Some Aspects of the Development of Authority

Hans Dieckmann,

If We Consider the problem of authority from the viewpoint of analytical psychology, we should begin by first giving a phenomenological account of the structure of authority as we find it in the collective consciousness. After which we can raise the question as to how this structure came into being, how it developed, and what direction it may further take within the framework of our own practice; that is, which characteristic tendencies of such a development could be linked with the individuation process—if individuation is not to degenerate into a mere word in the vocabulary of a Brave new world.

Authority comprises three levels:

1.   Violence and power;

2.   Reputation and prestige;

3.   Knowledge and wisdom.

All these may be either personal or impersonal. Personal if authority is based on real personal superiority in relation to other people, be it of greater strength, position or wisdom; impersonal if authority is based on an institution, an office or on higher social position. As we all know, the man clothed in impersonal authority may himself be weak, of low personal reputation and even stupid. This is not very important so long as the institution works.
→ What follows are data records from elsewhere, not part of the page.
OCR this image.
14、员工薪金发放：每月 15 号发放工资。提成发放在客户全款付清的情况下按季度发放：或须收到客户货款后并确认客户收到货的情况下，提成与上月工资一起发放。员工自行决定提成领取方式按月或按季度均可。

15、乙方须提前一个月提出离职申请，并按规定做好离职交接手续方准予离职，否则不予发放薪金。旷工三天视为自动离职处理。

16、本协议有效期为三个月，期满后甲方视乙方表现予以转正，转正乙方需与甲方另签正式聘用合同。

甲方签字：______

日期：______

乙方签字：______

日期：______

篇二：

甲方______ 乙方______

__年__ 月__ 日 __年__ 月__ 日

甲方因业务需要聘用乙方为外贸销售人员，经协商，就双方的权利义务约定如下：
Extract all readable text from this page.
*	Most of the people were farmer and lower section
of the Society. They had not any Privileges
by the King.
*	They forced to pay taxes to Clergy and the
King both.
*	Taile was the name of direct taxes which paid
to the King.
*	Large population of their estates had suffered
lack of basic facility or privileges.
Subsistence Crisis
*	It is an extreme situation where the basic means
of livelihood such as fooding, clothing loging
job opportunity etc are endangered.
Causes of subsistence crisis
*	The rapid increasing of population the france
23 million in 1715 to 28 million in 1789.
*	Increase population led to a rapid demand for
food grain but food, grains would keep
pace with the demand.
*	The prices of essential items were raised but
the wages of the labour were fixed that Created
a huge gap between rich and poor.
There is a famous German proverb which says: ‘Wem Gott ein Amt gibt, dem gibt er auch den Verstand, es auszuüben’ (When God gives someone a position, it also gives him the intelligence to administer it). Only if the institution degenerates does the man also collapse.

Of these three levels of personal and impersonal authority, usually only one is accentuated, the other two playing a more or less secondary rôle like two auxiliary functions. An American President, for example, may have great power but can have a very questionable personal reputation and lack wisdom—as we have seen in recent years. The Pope has a solid reputation but less essential power and often less knowledge. An Indian guru has more of the third, and less of the first two, qualities.